On Wed, 20 May 2026 18:18:52 +0200
Stefano Brivio
On Wed, 20 May 2026 18:07:08 +0200 Stefano Brivio
wrote: On Wed, 20 May 2026 17:34:45 +0200 Stefano Brivio
wrote: On Wed, 13 May 2026 13:52:08 +0200 Laurent Vivier
wrote: Currently, the vhost-user path assumes each virtqueue element contains exactly one iovec entry covering the entire frame. This assumption breaks as some virtio-net drivers (notably iPXE) provide descriptors where the vnet header and the frame payload are in separate buffers, resulting in two iovec entries per virtqueue element.
This series refactors the vhost-user data path so that frame lengths, header sizes, and padding are tracked and passed explicitly rather than being derived from iovec sizes. This decoupling is a prerequisite for correctly handling padding of multi-buffer frames.
Sorry to bring (likely) bad news, but this series seems to introduce a regression: I got the migration/rampstream_in tests fail twice in a row, which I've never saw happening (I think I saw a single failure a long time ago when the machine had a high CPU load, but nothing else).

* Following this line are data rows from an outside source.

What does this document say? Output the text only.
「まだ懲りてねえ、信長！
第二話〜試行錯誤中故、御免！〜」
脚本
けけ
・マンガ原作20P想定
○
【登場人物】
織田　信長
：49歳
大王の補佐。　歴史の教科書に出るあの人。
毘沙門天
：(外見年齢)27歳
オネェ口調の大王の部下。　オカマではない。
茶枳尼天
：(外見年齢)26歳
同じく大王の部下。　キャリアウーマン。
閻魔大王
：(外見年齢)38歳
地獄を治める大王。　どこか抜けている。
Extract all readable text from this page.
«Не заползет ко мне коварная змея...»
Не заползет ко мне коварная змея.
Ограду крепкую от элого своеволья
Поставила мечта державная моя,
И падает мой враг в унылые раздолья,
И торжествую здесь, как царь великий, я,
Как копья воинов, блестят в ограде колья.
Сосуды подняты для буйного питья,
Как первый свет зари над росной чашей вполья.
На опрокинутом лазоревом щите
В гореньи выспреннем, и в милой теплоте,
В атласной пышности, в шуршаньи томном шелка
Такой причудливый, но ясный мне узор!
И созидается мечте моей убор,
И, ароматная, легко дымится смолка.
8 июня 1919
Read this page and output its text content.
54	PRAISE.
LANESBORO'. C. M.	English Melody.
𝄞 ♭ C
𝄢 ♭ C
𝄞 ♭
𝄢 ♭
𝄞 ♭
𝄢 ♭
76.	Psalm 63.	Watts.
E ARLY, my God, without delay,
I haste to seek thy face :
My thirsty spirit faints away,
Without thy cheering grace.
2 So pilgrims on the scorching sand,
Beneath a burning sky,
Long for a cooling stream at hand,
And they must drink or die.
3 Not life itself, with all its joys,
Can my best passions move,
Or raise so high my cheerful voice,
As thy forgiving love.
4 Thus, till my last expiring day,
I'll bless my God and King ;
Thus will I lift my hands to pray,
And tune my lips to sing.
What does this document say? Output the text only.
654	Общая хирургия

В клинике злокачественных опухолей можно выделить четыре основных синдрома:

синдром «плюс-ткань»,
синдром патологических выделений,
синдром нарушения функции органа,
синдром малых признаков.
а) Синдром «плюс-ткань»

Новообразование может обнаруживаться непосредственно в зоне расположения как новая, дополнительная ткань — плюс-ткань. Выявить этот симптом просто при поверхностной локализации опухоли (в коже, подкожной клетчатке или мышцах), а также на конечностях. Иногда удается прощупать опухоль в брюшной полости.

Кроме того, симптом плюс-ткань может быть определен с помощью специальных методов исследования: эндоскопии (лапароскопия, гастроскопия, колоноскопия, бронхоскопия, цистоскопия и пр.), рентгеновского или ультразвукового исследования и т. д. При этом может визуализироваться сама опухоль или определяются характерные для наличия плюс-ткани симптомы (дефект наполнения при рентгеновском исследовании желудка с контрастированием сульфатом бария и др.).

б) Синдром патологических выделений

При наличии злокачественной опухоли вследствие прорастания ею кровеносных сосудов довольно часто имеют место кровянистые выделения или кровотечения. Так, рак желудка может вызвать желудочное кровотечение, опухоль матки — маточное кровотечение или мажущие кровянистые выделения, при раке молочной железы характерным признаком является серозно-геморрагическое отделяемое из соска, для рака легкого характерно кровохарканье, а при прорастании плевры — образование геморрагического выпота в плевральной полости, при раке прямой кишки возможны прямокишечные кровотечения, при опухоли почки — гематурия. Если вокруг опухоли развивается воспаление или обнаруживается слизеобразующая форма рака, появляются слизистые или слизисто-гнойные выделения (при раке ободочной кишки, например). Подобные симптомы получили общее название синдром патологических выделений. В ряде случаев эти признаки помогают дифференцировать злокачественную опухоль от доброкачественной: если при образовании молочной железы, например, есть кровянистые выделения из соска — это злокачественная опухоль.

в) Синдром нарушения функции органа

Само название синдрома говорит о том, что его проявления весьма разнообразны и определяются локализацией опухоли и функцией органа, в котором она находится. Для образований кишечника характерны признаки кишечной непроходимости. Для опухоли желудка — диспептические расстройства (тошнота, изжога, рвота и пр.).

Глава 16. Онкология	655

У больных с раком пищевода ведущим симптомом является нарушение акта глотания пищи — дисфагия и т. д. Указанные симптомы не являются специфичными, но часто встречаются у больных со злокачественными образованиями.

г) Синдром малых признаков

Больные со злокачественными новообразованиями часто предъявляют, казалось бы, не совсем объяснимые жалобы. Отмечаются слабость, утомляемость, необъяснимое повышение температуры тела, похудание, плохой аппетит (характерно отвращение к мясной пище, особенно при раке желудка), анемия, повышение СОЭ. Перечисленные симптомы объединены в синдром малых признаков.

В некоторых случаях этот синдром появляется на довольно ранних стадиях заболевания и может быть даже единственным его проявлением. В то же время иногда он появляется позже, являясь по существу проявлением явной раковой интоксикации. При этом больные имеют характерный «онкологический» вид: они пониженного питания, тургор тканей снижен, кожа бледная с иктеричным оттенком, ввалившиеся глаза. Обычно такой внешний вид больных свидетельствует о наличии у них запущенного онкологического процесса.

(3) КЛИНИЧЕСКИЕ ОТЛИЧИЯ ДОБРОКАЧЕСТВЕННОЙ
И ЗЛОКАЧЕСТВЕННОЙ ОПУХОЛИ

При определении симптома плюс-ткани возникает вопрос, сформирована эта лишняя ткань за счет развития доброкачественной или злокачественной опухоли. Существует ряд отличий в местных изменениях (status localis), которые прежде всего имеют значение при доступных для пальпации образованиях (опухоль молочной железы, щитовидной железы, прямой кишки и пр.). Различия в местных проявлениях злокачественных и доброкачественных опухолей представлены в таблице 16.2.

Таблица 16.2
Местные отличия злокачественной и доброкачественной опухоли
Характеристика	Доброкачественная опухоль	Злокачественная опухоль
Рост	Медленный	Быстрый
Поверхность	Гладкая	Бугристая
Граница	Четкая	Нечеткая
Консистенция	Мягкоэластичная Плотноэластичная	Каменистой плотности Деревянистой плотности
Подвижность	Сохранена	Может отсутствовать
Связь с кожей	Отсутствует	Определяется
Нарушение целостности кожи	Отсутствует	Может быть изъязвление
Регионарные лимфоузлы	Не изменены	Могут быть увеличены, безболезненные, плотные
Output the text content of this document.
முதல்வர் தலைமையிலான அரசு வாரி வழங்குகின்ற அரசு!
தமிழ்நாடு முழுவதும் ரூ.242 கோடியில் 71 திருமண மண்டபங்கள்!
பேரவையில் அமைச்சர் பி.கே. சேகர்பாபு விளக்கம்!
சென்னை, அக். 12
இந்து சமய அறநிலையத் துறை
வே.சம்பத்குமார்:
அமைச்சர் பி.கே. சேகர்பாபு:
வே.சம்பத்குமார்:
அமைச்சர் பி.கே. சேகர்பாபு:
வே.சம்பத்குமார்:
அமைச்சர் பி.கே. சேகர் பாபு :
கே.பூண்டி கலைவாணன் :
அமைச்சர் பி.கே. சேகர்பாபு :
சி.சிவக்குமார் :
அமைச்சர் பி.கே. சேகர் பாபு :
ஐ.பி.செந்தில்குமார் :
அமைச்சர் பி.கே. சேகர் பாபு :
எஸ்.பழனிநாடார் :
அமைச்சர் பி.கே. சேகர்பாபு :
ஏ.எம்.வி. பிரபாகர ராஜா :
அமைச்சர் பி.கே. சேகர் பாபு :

I'm currently bisecting and the bisect seems to point towards the end of the series (probably 10/10), but I haven't finished yet. I'll keep you posted. I haven't spotted anything that might cause issues there.
Yeah, that's the one :(
$ git bisect bad db798fc60f4c5869cb53168354e068fb4dabd91a is the first bad commit commit db798fc60f4c5869cb53168354e068fb4dabd91a Author: Laurent Vivier
Date: Wed May 13 13:52:18 2026 +0200 vhost-user: Centralise Ethernet frame padding in vu_collect() and vu_pad()
The "TCP/IPv4: sequence check, ramps, inbound" test in rampstream_in gets stuck, once the source is done with the migration, and passt on the destination just printed:
Accepted TCP_REPAIR helper, PID 13 accepted connection from PID 16
I'll get captures and logs next. It seems to fail most of the times, I had two failures in a row again.
Log from passt --debug attached. Likely highlight:
--- 13.2853: ================ Vhost user message ================ 13.2853: Request: VHOST_USER_SET_VRING_ADDR (9) 13.2853: Flags: 0x1 13.2853: Size: 40 13.2853: vhost_vring_addr: 13.2853: index: 0 13.2853: flags: 0 13.2853: desc_user_addr: 0x00007f0943f41000 13.2853: used_user_addr: 0x00007f0943f42240 13.2854: avail_user_addr: 0x00007f0943f42000 13.2854: log_guest_addr: 0x000000001ff43240 13.2854: Setting virtq addresses: 13.2854: vring_desc at 0x7f2e2e2ca000 13.2854: vring_used at 0x7f2e2e2cb240 13.2854: vring_avail at 0x7f2e2e2cb000 13.2854: Last avail index != used index: 2163 != 1936 13.2854: Got packet, but RX virtqueue not usable yet ---
pcap file of that passt instance empty, it didn't have a chance to send/receive packets yet.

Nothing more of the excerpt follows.